CFOs reveal how they are navigating the supply-chain disruptions brought on by crises.

According to the International Monetary Fund’s (IMF’s) global economic growth forecast for July 2022, supply-demand imbalances continue to play a role in high inflation and low trade output.

Somewhat alarmingly titled ‘Gloomy and more uncertain’, the report says that if renewed Covid-19 lockdowns affect China, inflation rises even higher, and the Russia-Ukraine conflict further constricts international trade and European gas supplies, global growth could potentially decline to a dismal 2.0 percent in 2023 – putting it in the bottom 10 percent of outcomes since 1970.

South Africa is, of course, not insulated from these economic shocks; the IMF predicts that by 2023, the country’s growth will have fallen from 4.9 percent in 2021 to 1.4 percent. However, things are picking up. According to a June Statistics South Africa report, the volume of goods produced in factories increased by 4.7 percent quarter-on-quarter during the first quarter, export orders remained positive, and GDP growth seen during the same period returned the economy to its pre-pandemic size.

Yet supply-chain issues remain a persistent thorn in the side of many South African companies.
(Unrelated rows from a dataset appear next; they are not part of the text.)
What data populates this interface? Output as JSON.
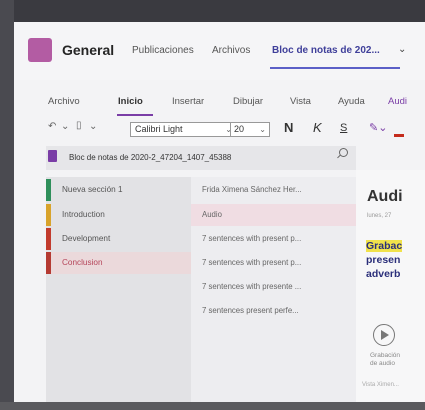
{
  "header": {
    "channel": "General",
    "tabs": [
      "Publicaciones",
      "Archivos",
      "Bloc de notas de 202..."
    ]
  },
  "ribbon": {
    "tabs": [
      "Archivo",
      "Inicio",
      "Insertar",
      "Dibujar",
      "Vista",
      "Ayuda",
      "Audi"
    ],
    "font": "Calibri Light",
    "size": "20",
    "bold": "N",
    "italic": "K",
    "underline": "S"
  },
  "notebook": {
    "name": "Bloc de notas de 2020-2_47204_1407_45388"
  },
  "sections": [
    "Nueva sección 1",
    "Introduction",
    "Development",
    "Conclusion"
  ],
  "section_colors": [
    "#2f8f5b",
    "#d8a32b",
    "#c23b2d",
    "#b53a32"
  ],
  "pages": [
    "Frida Ximena Sánchez Her...",
    "Audio",
    "7 sentences with present p...",
    "7 sentences with present p...",
    "7 sentences with presente ...",
    "7 sentences present perfe..."
  ],
  "content": {
    "title": "Audi",
    "date": "lunes, 27",
    "lines": [
      "Grabac",
      "presen",
      "adverb"
    ],
    "recording": [
      "Grabación",
      "de audio"
    ],
    "view": "Vista Ximen..."
  }
}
While demand has increased for several sectors, supply shortages continue to be a problem. Doing business has become incredibly expensive, too, with a 500 percent increase in the cost of using a 12m freight container to send goods by sea from China to South Africa.

Not only must CFOs contend with supply-chain disruptions and stockouts at a global scale, but South Africa has faced its own challenges in the form of the July 2021 civil unrest, a cyberattack on Transnet soon after, April 2022’s KwaZulu-Natal floods, and, for good measure, stage 6 loadshedding. When all of this is combined, it makes a South African CFO’s job increasingly difficult.

“In the current climate, conditions are so volatile that while CFOs plan for certain scenarios, we have seen over the last two years that anything is possible,” says Laila Razack, Equites Property Fund CFO. “There are the black swan events, too – the events we haven’t even contemplated yet.”